Vous êtes respectivement président et vice-président de l’asmac depuis peu et avez été fortement mis à contribution par la crise à l’ISFM. Quelles sont les questions que vous vous réjouissez d’aborder une fois que celle-ci sera réglée?

RM: La crise à l’ISFM n’est pas terminée, mais nous espérons effectivement être sur la bonne voie. Je me réjouis surtout de pouvoir à nouveau investir plus de temps dans l’amélioration des conditions de la formation médicale postgraduée.

SB: Un autre sujet phare de l’asmac est la semaine de 42+4 heures. Nous tenons à ce qu’elle continue de faire son chemin, notamment parce qu’elle permet d’aborder simultanément plusieurs revendications de l’asmac.

La crise des titres à l’ISFM

La situation concernant les délais d’attente pour l’octroi des titres de spécialistes à l’Institut suisse pour la formation médicale postgraduée et continue (ISFM) s’est nettement détériorée depuis l’été: le délai d’attente est d’environ douze mois.
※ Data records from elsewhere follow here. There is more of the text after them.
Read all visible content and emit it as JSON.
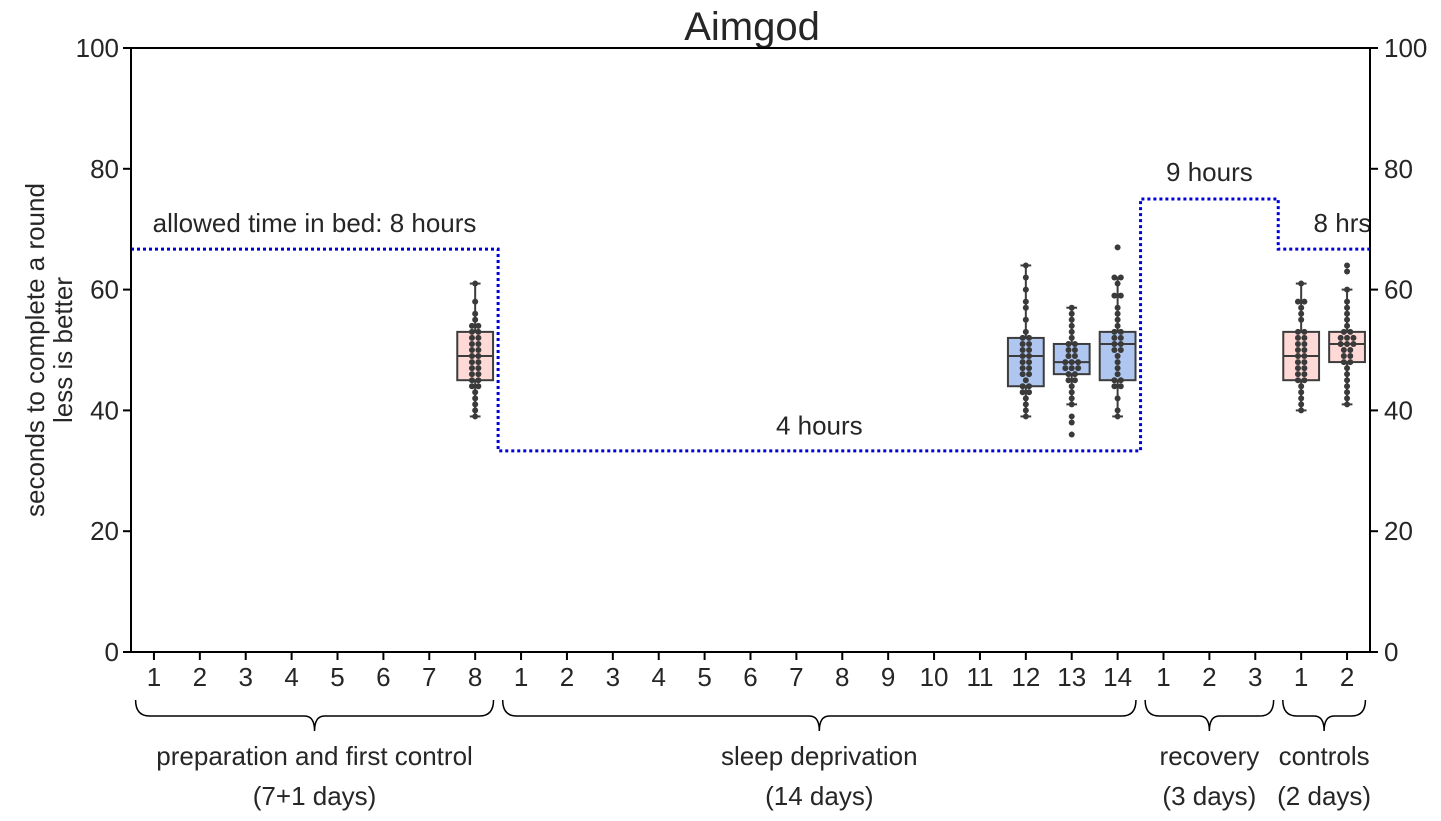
{
  "chart_data": {
    "type": "box",
    "title": "Aimgod",
    "ylabel_line1": "seconds to complete a round",
    "ylabel_line2": "less is better",
    "ylim": [
      0,
      100
    ],
    "yticks": [
      "0",
      "20",
      "40",
      "60",
      "80",
      "100"
    ],
    "yticks_right": [
      "0",
      "20",
      "40",
      "60",
      "80",
      "100"
    ],
    "x_tick_labels": [
      "1",
      "2",
      "3",
      "4",
      "5",
      "6",
      "7",
      "8",
      "1",
      "2",
      "3",
      "4",
      "5",
      "6",
      "7",
      "8",
      "9",
      "10",
      "11",
      "12",
      "13",
      "14",
      "1",
      "2",
      "3",
      "1",
      "2"
    ],
    "phases": [
      {
        "name": "preparation and first control",
        "duration": "(7+1 days)",
        "start": 0,
        "end": 7
      },
      {
        "name": "sleep deprivation",
        "duration": "(14 days)",
        "start": 8,
        "end": 21
      },
      {
        "name": "recovery",
        "duration": "(3 days)",
        "start": 22,
        "end": 24
      },
      {
        "name": "controls",
        "duration": "(2 days)",
        "start": 25,
        "end": 26
      }
    ],
    "bed_time": {
      "color": "#0000dd",
      "segments": [
        {
          "from": -0.5,
          "to": 7.5,
          "value": 66.7
        },
        {
          "from": 7.5,
          "to": 21.5,
          "value": 33.3
        },
        {
          "from": 21.5,
          "to": 24.5,
          "value": 75
        },
        {
          "from": 24.5,
          "to": 26.5,
          "value": 66.7
        }
      ],
      "labels": [
        {
          "text": "allowed time in bed: 8 hours",
          "x": 3.5,
          "y": 69.5
        },
        {
          "text": "4 hours",
          "x": 14.5,
          "y": 36
        },
        {
          "text": "9 hours",
          "x": 23.0,
          "y": 78
        },
        {
          "text": "8 hrs",
          "x": 25.9,
          "y": 69.5
        }
      ]
    },
    "colors": {
      "control": "#ffd9d6",
      "deprivation": "#aec6f0",
      "edge": "#3c3c3c",
      "point": "#3a3a3a"
    },
    "boxes": [
      {
        "day_index": 7,
        "group": "control",
        "q1": 45,
        "median": 49,
        "q3": 53,
        "whisker_low": 39,
        "whisker_high": 61,
        "points": [
          39,
          40,
          41,
          42,
          43,
          44,
          44,
          45,
          45,
          46,
          46,
          47,
          47,
          48,
          48,
          49,
          49,
          50,
          50,
          51,
          51,
          52,
          52,
          53,
          53,
          54,
          54,
          55,
          56,
          58,
          61
        ]
      },
      {
        "day_index": 19,
        "group": "deprivation",
        "q1": 44,
        "median": 49,
        "q3": 52,
        "whisker_low": 39,
        "whisker_high": 64,
        "points": [
          39,
          40,
          41,
          42,
          43,
          43,
          44,
          44,
          45,
          46,
          46,
          47,
          47,
          48,
          48,
          49,
          49,
          50,
          50,
          51,
          51,
          52,
          52,
          53,
          55,
          57,
          58,
          60,
          62,
          64
        ]
      },
      {
        "day_index": 20,
        "group": "deprivation",
        "q1": 46,
        "median": 48,
        "q3": 51,
        "whisker_low": 41,
        "whisker_high": 57,
        "points": [
          36,
          38,
          39,
          41,
          42,
          43,
          44,
          45,
          45,
          46,
          46,
          47,
          47,
          47,
          48,
          48,
          48,
          49,
          49,
          50,
          50,
          51,
          51,
          52,
          53,
          54,
          55,
          56,
          57
        ]
      },
      {
        "day_index": 21,
        "group": "deprivation",
        "q1": 45,
        "median": 51,
        "q3": 53,
        "whisker_low": 39,
        "whisker_high": 62,
        "points": [
          39,
          40,
          42,
          44,
          44,
          45,
          45,
          46,
          47,
          48,
          49,
          50,
          50,
          51,
          51,
          52,
          52,
          53,
          53,
          54,
          55,
          56,
          57,
          59,
          59,
          61,
          62,
          62,
          67
        ]
      },
      {
        "day_index": 25,
        "group": "control",
        "q1": 45,
        "median": 49,
        "q3": 53,
        "whisker_low": 40,
        "whisker_high": 61,
        "points": [
          40,
          41,
          42,
          43,
          44,
          45,
          45,
          46,
          46,
          47,
          47,
          48,
          48,
          49,
          49,
          50,
          50,
          51,
          51,
          52,
          52,
          53,
          53,
          55,
          56,
          57,
          58,
          58,
          61
        ]
      },
      {
        "day_index": 26,
        "group": "control",
        "q1": 48,
        "median": 51,
        "q3": 53,
        "whisker_low": 41,
        "whisker_high": 60,
        "points": [
          41,
          42,
          43,
          44,
          45,
          46,
          47,
          48,
          48,
          49,
          49,
          50,
          50,
          51,
          51,
          51,
          52,
          52,
          52,
          53,
          53,
          54,
          55,
          56,
          57,
          58,
          60,
          63,
          64
        ]
      }
    ]
  }
}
Le préjudice pour les médecins concernés par ces délais excessivement longs est grand: la carrière est bloquée et les médecins concernés subissent un préjudice financier résultant des augmentations de salaire manquées.

La Chambre médicale a adopté des mesures importantes le 6 novembre 2025 sur la base des propositions déposées par l’asmac. La FMH soutient l’ISFM dans ses efforts pour réduire au plus vite la durée de traitement des demandes de titre, également en mettant à disposition des ressources en personnel. La FMH et l’ISFM travaillent ensemble à l’amélioration de la communication avec les médecins requérants et vis-à-vis du public. La Chambre médicale recommande par ailleurs à l’ISMF d’accorder une réduction temporaire des émoluments de 50% pour les médecins concernés, s’ils ont obtenu leur titre après le 1er janvier 2025 et attendu plus de six mois pour l’obtenir. Cette recommandation a été adoptée sans opposition lors de la séance du comité de l’ISFM du 20 novembre 2025. Le rabais de 50% sur les émoluments peut donc être mis en œuvre. Vous trouverez de plus amples informations sur l’état actuel et la marche à suivre dans le communiqué de l’ISFM, et sur le site web de l’ISFM, qui comprend désormais aussi une FAQ complète pour les médecins requérants concernés.